NIPT involves taking a sample of the mother’s blood from the arm like a normal blood test, which is then sent off for testing. There is fetal DNA in the mother’s blood which enables the foetuses’ genetic profile to be tested for Down’s Syndrome amongst other conditions. The NIPT cannot be undertaken before week 10 of pregnancy, because there is not enough fetal DNA in the blood to allow for testing. Once undertaken, the results should be available within 7 to 10 working days.
At present NIPT is not available on the NHS (although it is offered to many women attending private clinics across the country); however the UK NSC who have carried out research into the appropriateness of offering NIPT across the NHS, have published a recommendation that NIPT be introduced as an additional test into the NHS FASP programme to those women who are found to be high-risk. By doing so, less women will have to have the invasive amniocentesis testing; hopefully resulting in less miscarriages as a result.
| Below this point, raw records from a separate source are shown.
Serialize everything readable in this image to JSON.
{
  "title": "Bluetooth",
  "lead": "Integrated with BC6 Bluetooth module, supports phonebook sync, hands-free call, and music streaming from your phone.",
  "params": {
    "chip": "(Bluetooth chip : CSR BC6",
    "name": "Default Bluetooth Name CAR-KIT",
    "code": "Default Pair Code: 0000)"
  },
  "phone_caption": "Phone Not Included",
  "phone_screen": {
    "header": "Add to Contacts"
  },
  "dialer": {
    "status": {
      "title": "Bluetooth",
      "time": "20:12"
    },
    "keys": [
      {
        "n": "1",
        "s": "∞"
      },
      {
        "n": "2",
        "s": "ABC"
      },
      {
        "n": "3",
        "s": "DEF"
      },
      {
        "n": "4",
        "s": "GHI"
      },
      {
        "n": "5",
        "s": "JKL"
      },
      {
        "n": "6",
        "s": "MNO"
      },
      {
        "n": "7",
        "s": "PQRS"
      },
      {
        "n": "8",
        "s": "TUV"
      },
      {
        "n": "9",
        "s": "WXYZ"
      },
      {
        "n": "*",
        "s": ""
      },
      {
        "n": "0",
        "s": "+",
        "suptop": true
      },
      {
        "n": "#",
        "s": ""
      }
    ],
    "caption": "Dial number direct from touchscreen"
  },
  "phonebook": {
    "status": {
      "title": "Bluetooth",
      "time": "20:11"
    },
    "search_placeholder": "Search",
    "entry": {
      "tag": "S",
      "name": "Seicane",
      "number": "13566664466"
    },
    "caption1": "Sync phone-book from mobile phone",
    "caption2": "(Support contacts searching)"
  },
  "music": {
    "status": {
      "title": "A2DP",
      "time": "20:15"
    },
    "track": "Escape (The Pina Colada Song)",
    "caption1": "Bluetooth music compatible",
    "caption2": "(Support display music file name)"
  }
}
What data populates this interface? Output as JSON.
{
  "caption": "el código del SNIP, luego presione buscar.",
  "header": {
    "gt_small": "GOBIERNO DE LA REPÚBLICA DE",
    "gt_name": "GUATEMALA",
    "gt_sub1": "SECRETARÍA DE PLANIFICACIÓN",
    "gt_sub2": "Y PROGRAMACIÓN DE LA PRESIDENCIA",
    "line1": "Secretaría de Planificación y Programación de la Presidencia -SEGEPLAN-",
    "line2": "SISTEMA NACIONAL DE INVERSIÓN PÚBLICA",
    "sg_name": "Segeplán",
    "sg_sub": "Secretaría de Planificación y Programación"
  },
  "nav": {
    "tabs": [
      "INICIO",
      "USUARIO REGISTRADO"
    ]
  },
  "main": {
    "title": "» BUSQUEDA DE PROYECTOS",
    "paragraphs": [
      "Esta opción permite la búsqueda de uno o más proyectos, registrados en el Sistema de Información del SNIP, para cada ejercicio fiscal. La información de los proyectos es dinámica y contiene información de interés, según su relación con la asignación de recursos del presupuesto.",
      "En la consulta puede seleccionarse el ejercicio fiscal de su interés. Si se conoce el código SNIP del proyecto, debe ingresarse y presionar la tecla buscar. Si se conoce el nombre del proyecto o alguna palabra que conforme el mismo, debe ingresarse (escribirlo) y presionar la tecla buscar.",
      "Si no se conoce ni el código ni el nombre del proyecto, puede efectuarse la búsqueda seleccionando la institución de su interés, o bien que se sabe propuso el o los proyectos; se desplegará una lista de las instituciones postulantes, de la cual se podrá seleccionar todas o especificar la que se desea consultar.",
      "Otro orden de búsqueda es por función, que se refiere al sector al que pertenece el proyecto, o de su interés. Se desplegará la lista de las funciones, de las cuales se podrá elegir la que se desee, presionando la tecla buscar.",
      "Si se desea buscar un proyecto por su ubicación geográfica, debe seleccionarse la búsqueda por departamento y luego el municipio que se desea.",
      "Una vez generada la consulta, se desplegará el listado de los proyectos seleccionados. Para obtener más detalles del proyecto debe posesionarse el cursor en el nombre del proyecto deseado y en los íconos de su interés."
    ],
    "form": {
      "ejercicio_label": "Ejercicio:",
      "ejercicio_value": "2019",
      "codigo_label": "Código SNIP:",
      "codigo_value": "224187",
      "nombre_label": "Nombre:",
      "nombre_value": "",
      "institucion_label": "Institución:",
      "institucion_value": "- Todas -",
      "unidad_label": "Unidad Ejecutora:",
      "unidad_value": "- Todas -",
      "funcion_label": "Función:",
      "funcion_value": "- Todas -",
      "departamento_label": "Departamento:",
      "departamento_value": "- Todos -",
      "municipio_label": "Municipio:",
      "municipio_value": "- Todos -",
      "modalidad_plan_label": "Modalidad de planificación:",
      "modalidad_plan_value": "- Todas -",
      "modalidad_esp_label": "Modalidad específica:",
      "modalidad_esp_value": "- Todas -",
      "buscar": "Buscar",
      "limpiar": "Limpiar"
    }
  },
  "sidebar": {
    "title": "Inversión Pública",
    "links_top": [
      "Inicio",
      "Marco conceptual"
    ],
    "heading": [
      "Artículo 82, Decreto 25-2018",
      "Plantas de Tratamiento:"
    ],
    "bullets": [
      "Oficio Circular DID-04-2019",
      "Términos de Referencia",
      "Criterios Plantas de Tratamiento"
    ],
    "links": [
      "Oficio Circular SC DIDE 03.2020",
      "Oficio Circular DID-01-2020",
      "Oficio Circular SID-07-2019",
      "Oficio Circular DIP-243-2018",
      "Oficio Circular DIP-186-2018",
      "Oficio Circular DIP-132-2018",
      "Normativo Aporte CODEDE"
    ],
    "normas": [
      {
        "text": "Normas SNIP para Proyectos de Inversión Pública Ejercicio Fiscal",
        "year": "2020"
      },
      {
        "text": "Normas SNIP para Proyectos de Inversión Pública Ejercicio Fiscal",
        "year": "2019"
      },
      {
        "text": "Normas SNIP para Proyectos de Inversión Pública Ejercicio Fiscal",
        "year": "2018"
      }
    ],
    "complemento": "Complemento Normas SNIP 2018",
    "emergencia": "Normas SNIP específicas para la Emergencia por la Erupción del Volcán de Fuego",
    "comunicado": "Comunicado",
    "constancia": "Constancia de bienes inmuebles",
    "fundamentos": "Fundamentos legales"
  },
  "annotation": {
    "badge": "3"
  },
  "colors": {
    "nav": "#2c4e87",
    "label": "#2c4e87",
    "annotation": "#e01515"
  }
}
It is now up to the ministers for the Department of Health to approve the UK NSC’s recommendations and it is hoped that this will take place shortly.
Key facts about Down’s syndrome: Did you know…?
- Around one in every 1000 babies born in the UK will have Down’s syndrome.
- There are over 40,000 people in the UK with the condition.
- Although the chance of a baby having Down’s syndrome is higher for older mothers, more babies with Down’s syndrome are born to younger women.
- Down’s syndrome is not a disease. People with Down’s syndrome are not ill and do not “suffer” from the condition.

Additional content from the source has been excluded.